The problem is that I quoted
yg17 and immediately went off on an internal tangent while typing, so the end product wasn't meant to address his comment directly. Now that I read it again with his comment above, I understand why you took me to task.
For the record, I'm not an airline pilot (
Rodimus is mistaken, I don't fly big airplanes), and I know you are, so I'm more than willing to defer to you on airline matters. My wife flies for a major, as do most of my friends, but as far as this discussion on a message board is concerned, I'll openly admit that I'm a step removed from the internals of a 121 operation.
The intention behind my post, and I'm sure it could have been worded better - was not that a crash is acceptable in
anyone's eyes, but
everyone weighs the increased risk of a crash against the financial costs associated with ensuring that it never happens. And I'm not saying that's even a bad thing (it just sounds bad) - I do it too. Especially this time of year, I fly to resort towns in the mountains several times per month. I dragged my company through the IS-BAO certification, so I'm well versed with the risk management process. For example I can tell you that I'm quite a bit more likely to crash my bird flying into ASE than say, PHX. But the question is, what is the increase of risk by operating into ASE, and is it worth it financially to eliminate that risk, at the cost of losing all the ASE revenue? The answer is no, so we operate into Aspen.

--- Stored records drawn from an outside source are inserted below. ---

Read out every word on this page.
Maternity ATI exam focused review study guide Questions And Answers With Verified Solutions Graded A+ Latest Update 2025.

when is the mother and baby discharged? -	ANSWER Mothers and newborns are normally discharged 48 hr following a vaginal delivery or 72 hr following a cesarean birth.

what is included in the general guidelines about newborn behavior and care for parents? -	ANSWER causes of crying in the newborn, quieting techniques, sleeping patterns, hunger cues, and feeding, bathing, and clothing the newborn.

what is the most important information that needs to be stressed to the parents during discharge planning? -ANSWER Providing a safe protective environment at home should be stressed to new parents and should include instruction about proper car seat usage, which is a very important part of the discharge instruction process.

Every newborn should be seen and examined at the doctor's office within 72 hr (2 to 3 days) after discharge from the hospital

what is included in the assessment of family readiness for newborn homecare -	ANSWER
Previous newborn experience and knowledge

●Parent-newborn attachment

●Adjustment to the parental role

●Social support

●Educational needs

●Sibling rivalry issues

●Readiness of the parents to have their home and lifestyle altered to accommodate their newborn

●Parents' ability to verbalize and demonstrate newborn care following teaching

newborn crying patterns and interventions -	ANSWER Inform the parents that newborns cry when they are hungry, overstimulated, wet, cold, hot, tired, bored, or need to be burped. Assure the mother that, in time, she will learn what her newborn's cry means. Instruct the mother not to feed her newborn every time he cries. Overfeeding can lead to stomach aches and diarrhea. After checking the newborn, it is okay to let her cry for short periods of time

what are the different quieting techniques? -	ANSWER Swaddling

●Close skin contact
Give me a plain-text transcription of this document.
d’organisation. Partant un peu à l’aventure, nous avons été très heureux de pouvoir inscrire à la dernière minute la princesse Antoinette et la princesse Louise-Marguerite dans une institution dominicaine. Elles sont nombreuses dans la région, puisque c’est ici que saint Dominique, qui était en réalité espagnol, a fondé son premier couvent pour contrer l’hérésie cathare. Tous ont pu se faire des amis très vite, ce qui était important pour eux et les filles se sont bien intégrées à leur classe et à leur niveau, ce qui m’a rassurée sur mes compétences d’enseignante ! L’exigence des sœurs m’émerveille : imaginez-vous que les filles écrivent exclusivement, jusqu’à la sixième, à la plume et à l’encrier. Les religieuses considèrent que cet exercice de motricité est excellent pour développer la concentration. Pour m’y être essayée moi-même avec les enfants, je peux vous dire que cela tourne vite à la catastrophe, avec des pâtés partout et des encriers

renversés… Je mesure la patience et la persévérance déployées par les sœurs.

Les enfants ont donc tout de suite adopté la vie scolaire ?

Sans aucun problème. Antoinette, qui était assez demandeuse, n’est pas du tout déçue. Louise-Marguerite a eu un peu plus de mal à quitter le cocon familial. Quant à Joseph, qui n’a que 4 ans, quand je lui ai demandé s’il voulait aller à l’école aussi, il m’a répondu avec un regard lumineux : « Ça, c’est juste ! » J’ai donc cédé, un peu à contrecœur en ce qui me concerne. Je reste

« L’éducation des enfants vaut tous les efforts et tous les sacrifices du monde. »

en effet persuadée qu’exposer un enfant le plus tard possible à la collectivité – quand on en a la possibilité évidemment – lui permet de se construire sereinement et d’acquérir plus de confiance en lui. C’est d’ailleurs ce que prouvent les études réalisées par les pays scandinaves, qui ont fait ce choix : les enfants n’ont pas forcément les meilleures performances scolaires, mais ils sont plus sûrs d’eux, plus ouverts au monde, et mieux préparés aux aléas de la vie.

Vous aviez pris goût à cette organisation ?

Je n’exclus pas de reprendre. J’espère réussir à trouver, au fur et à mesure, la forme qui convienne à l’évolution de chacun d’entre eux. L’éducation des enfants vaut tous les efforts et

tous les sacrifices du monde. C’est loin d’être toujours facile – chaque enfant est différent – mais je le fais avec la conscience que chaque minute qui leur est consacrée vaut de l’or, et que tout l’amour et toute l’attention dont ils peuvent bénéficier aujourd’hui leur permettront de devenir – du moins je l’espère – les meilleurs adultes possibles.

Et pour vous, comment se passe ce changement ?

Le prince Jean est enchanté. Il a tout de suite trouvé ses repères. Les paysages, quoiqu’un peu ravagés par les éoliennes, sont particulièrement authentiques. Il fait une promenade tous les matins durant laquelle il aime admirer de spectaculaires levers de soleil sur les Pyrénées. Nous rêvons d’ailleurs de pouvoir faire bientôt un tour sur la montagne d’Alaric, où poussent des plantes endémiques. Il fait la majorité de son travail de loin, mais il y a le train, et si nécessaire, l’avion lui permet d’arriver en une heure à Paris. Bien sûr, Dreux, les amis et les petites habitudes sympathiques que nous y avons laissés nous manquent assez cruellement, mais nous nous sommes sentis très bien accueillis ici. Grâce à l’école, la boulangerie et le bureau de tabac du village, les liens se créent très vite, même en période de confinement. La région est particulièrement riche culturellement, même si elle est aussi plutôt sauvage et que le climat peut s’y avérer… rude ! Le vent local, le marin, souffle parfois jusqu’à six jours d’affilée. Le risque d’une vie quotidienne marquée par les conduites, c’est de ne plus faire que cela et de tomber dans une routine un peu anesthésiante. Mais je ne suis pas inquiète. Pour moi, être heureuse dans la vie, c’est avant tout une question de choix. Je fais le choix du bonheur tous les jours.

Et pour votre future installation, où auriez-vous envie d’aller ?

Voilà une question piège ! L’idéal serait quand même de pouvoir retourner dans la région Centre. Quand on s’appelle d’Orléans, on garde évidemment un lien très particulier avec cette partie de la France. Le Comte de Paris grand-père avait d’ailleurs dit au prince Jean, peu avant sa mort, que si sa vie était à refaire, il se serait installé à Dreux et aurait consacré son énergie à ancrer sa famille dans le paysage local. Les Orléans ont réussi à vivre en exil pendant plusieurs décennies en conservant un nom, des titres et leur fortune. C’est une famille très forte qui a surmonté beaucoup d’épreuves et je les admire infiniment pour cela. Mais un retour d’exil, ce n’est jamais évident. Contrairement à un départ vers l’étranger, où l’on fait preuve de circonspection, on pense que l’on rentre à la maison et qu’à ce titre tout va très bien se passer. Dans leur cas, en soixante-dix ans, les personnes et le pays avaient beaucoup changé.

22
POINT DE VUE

I didn't mean to lump all operators into one group beyond saying that everyone plays this risk analysis game to some extent. Yes, the lines are drawn by the FAA, but there's still quite a lot of wiggle room in there, and the exact position of those lines will vary from operator to operator. This is just as true on my side of the fence as it is on yours (we're even more different from each other, since the FAA gives more wiggle room to 135, and much, much more to 91).